Was kommt bei dem Armen an?
Auch Entwicklungsorganisationen brechen noch nicht in Jubel aus. Ohne Privatinvestitionen sei wirtschaftliche Entwicklung in Afrika nicht möglich, sagt Stephan Exo-Kreischer von der entwicklungspolitischen Lobbyorganisation One. Aber der Fokus des Compacts sei zu eng. "Da fehlen wichtige Bereiche wie öffentliche Investitionen in die sozialen Sektoren, in die Bildung und die Gesundheit, sowie Investitionen von afrikanischen Staaten in diese Sektoren", sagt Exo-Kreischer der DW.
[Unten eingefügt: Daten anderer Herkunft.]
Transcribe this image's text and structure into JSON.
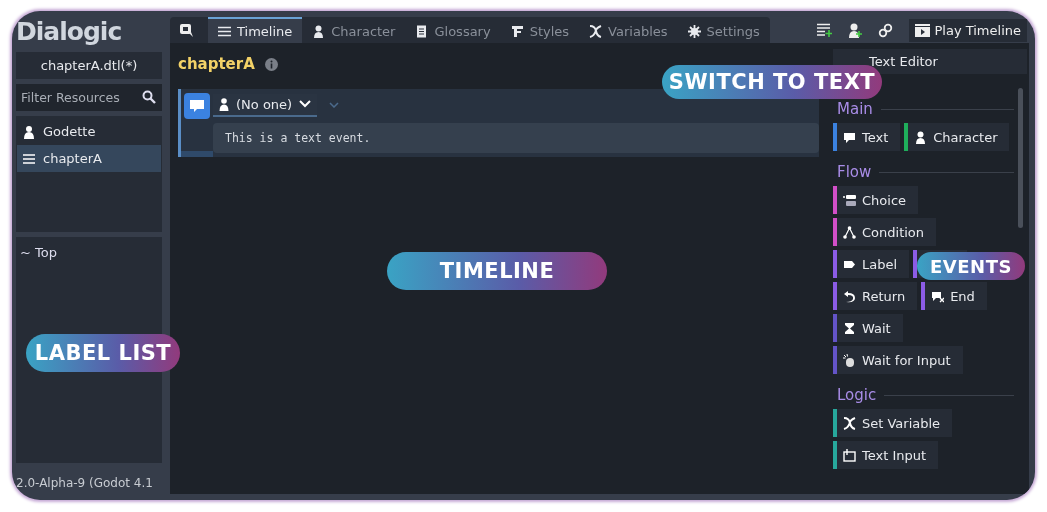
{
  "logo": "Dialogic",
  "sidebar": {
    "file": "chapterA.dtl(*)",
    "filter": {
      "placeholder": "Filter Resources"
    },
    "resources": [
      {
        "label": "Godette",
        "kind": "character",
        "selected": false
      },
      {
        "label": "chapterA",
        "kind": "timeline",
        "selected": true
      }
    ],
    "labels": [
      "~ Top"
    ],
    "version": "2.0-Alpha-9 (Godot 4.1"
  },
  "tabs": [
    {
      "label": "Timeline",
      "selected": true
    },
    {
      "label": "Character",
      "selected": false
    },
    {
      "label": "Glossary",
      "selected": false
    },
    {
      "label": "Styles",
      "selected": false
    },
    {
      "label": "Variables",
      "selected": false
    },
    {
      "label": "Settings",
      "selected": false
    }
  ],
  "play_button": "Play Timeline",
  "timeline": {
    "title": "chapterA",
    "event": {
      "character": "(No one)",
      "text": "This is a text event."
    }
  },
  "text_editor_button": "Text Editor",
  "event_sections": [
    {
      "title": "Main",
      "rows": [
        [
          {
            "label": "Text",
            "color": "#3b82e0"
          },
          {
            "label": "Character",
            "color": "#1fae5b"
          }
        ]
      ]
    },
    {
      "title": "Flow",
      "rows": [
        [
          {
            "label": "Choice",
            "color": "#d24fc8"
          }
        ],
        [
          {
            "label": "Condition",
            "color": "#d24fc8"
          }
        ],
        [
          {
            "label": "Label",
            "color": "#8c5ce6"
          },
          {
            "color": "#8c5ce6"
          }
        ],
        [
          {
            "label": "Return",
            "color": "#8c5ce6"
          },
          {
            "label": "End",
            "color": "#8c5ce6"
          }
        ],
        [
          {
            "label": "Wait",
            "color": "#6454c8"
          }
        ],
        [
          {
            "label": "Wait for Input",
            "color": "#6454c8"
          }
        ]
      ]
    },
    {
      "title": "Logic",
      "rows": [
        [
          {
            "label": "Set Variable",
            "color": "#27a89c"
          }
        ],
        [
          {
            "label": "Text Input",
            "color": "#27a89c"
          }
        ]
      ]
    }
  ],
  "callouts": [
    "SWITCH TO TEXT",
    "TIMELINE",
    "EVENTS",
    "LABEL LIST"
  ]
}
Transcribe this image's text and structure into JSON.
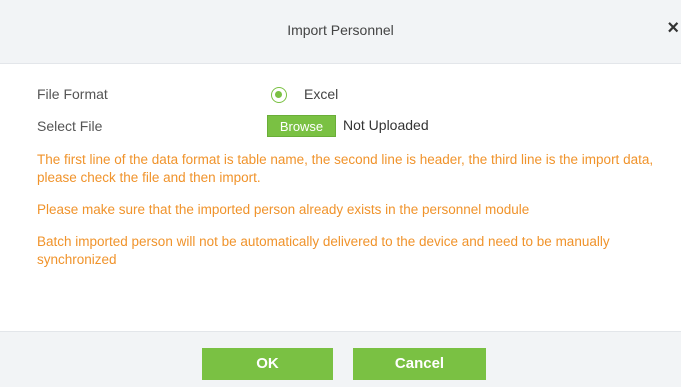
{
  "dialog": {
    "title": "Import Personnel",
    "close_icon": "×"
  },
  "form": {
    "file_format_label": "File Format",
    "file_format_option": "Excel",
    "file_format_selected": true,
    "select_file_label": "Select File",
    "browse_label": "Browse",
    "upload_status": "Not Uploaded"
  },
  "notes": [
    "The first line of the data format is table name, the second line is header, the third line is the import data, please check the file and then import.",
    "Please make sure that the imported person already exists in the personnel module",
    "Batch imported person will not be automatically delivered to the device and need to be manually synchronized"
  ],
  "footer": {
    "ok_label": "OK",
    "cancel_label": "Cancel"
  },
  "colors": {
    "accent": "#7ac143",
    "warning_text": "#f0932b",
    "titlebar_bg": "#f2f4f6"
  }
}
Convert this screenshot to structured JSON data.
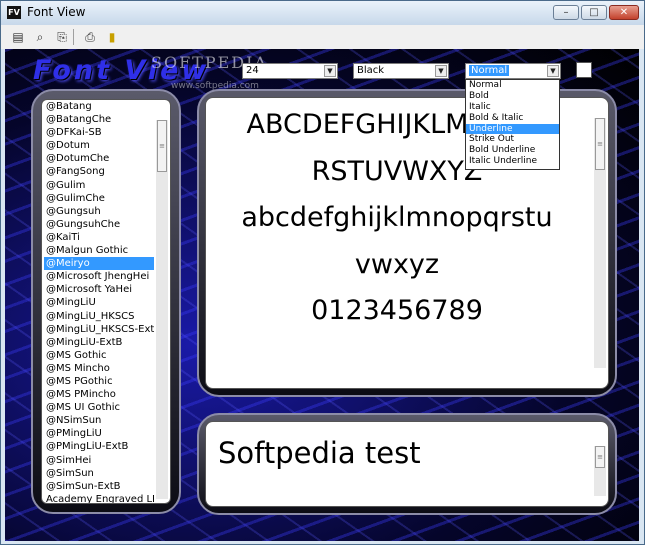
{
  "window": {
    "title": "Font View",
    "icon_text": "FV",
    "minimize_glyph": "–",
    "maximize_glyph": "□",
    "close_glyph": "✕"
  },
  "toolbar": {
    "buttons": [
      {
        "name": "new-icon",
        "glyph": "▤"
      },
      {
        "name": "find-icon",
        "glyph": "⌕"
      },
      {
        "name": "copy-icon",
        "glyph": "⎘"
      },
      {
        "name": "print-icon",
        "glyph": "⎙"
      },
      {
        "name": "exit-icon",
        "glyph": "▮"
      }
    ]
  },
  "branding": {
    "logo": "Font View",
    "watermark": "SOFTPEDIA",
    "watermark_url": "www.softpedia.com"
  },
  "controls": {
    "size_value": "24",
    "color_value": "Black",
    "style_value": "Normal",
    "style_options": [
      "Normal",
      "Bold",
      "Italic",
      "Bold & Italic",
      "Underline",
      "Strike Out",
      "Bold Underline",
      "Italic Underline"
    ],
    "style_highlighted_index": 4
  },
  "font_list": {
    "items": [
      "@Batang",
      "@BatangChe",
      "@DFKai-SB",
      "@Dotum",
      "@DotumChe",
      "@FangSong",
      "@Gulim",
      "@GulimChe",
      "@Gungsuh",
      "@GungsuhChe",
      "@KaiTi",
      "@Malgun Gothic",
      "@Meiryo",
      "@Microsoft JhengHei",
      "@Microsoft YaHei",
      "@MingLiU",
      "@MingLiU_HKSCS",
      "@MingLiU_HKSCS-ExtB",
      "@MingLiU-ExtB",
      "@MS Gothic",
      "@MS Mincho",
      "@MS PGothic",
      "@MS PMincho",
      "@MS UI Gothic",
      "@NSimSun",
      "@PMingLiU",
      "@PMingLiU-ExtB",
      "@SimHei",
      "@SimSun",
      "@SimSun-ExtB",
      "Academy Engraved LET"
    ],
    "selected_index": 12
  },
  "preview": {
    "lines": [
      "ABCDEFGHIJKLMNOPQ",
      "RSTUVWXYZ",
      "abcdefghijklmnopqrstu",
      "vwxyz",
      "0123456789"
    ]
  },
  "sample": {
    "text": "Softpedia test"
  },
  "colors": {
    "selection": "#3399ff",
    "logo": "#2f2fe8"
  }
}
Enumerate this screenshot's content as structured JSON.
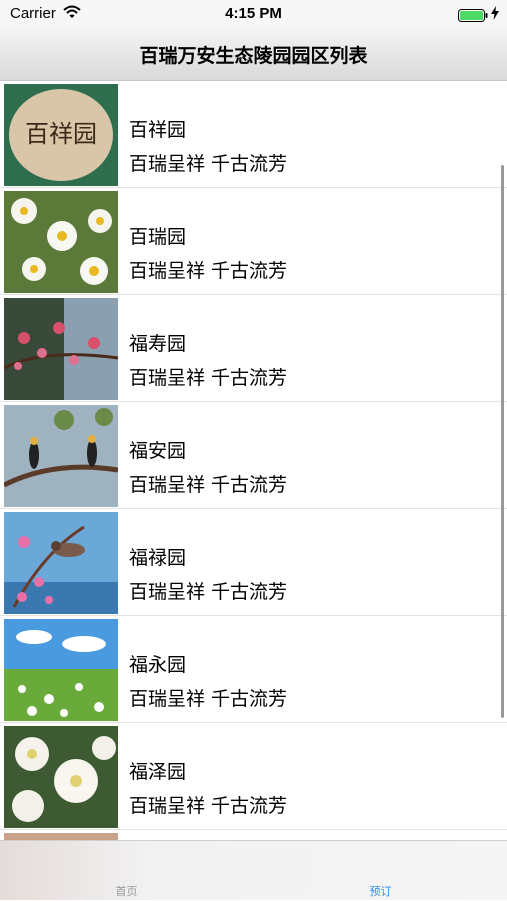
{
  "status_bar": {
    "carrier": "Carrier",
    "time": "4:15 PM"
  },
  "nav": {
    "title": "百瑞万安生态陵园园区列表"
  },
  "list": {
    "items": [
      {
        "title": "百祥园",
        "subtitle": "百瑞呈祥 千古流芳",
        "thumb_text": "百祥园"
      },
      {
        "title": "百瑞园",
        "subtitle": "百瑞呈祥 千古流芳"
      },
      {
        "title": "福寿园",
        "subtitle": "百瑞呈祥 千古流芳"
      },
      {
        "title": "福安园",
        "subtitle": "百瑞呈祥 千古流芳"
      },
      {
        "title": "福禄园",
        "subtitle": "百瑞呈祥 千古流芳"
      },
      {
        "title": "福永园",
        "subtitle": "百瑞呈祥 千古流芳"
      },
      {
        "title": "福泽园",
        "subtitle": "百瑞呈祥 千古流芳"
      }
    ]
  },
  "tab_bar": {
    "tabs": [
      {
        "label": "首页",
        "selected": false
      },
      {
        "label": "预订",
        "selected": true
      }
    ]
  },
  "colors": {
    "accent": "#2f8cf6",
    "battery": "#4cd964"
  }
}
Zudem sollen aus ihrer Sicht nicht nur Menschen in einigen afrikanischen Ländern vom Compact profitieren. "Man darf sich nicht nur auf die wirtschaftlich ohnehin schon relativ gut dastehenden Staaten konzentrieren. Natürlich muss man diese Staaten mit einbeziehen. Man muss aber auch die fragilen und die ärmsten Länder in diese Initiative aufnehmen", sagt Exo-Kreischer. Das dürfte schwierig werden. Um bettelarme Krisenländer wie den Südsudan oder die Zentralafrikanische Republik werden die meisten Investoren auch in Zukunft einen großen Bogen machen. One fordert daher von den G20, sich nicht nur auf Privatinvestitionen zu verlassen: "Die Verdoppelung der Bevölkerung in Afrika muss auch mit einer Verdoppelung der offiziellen Entwicklungsfinanzierung einhergehen", so Exo-Kreischer.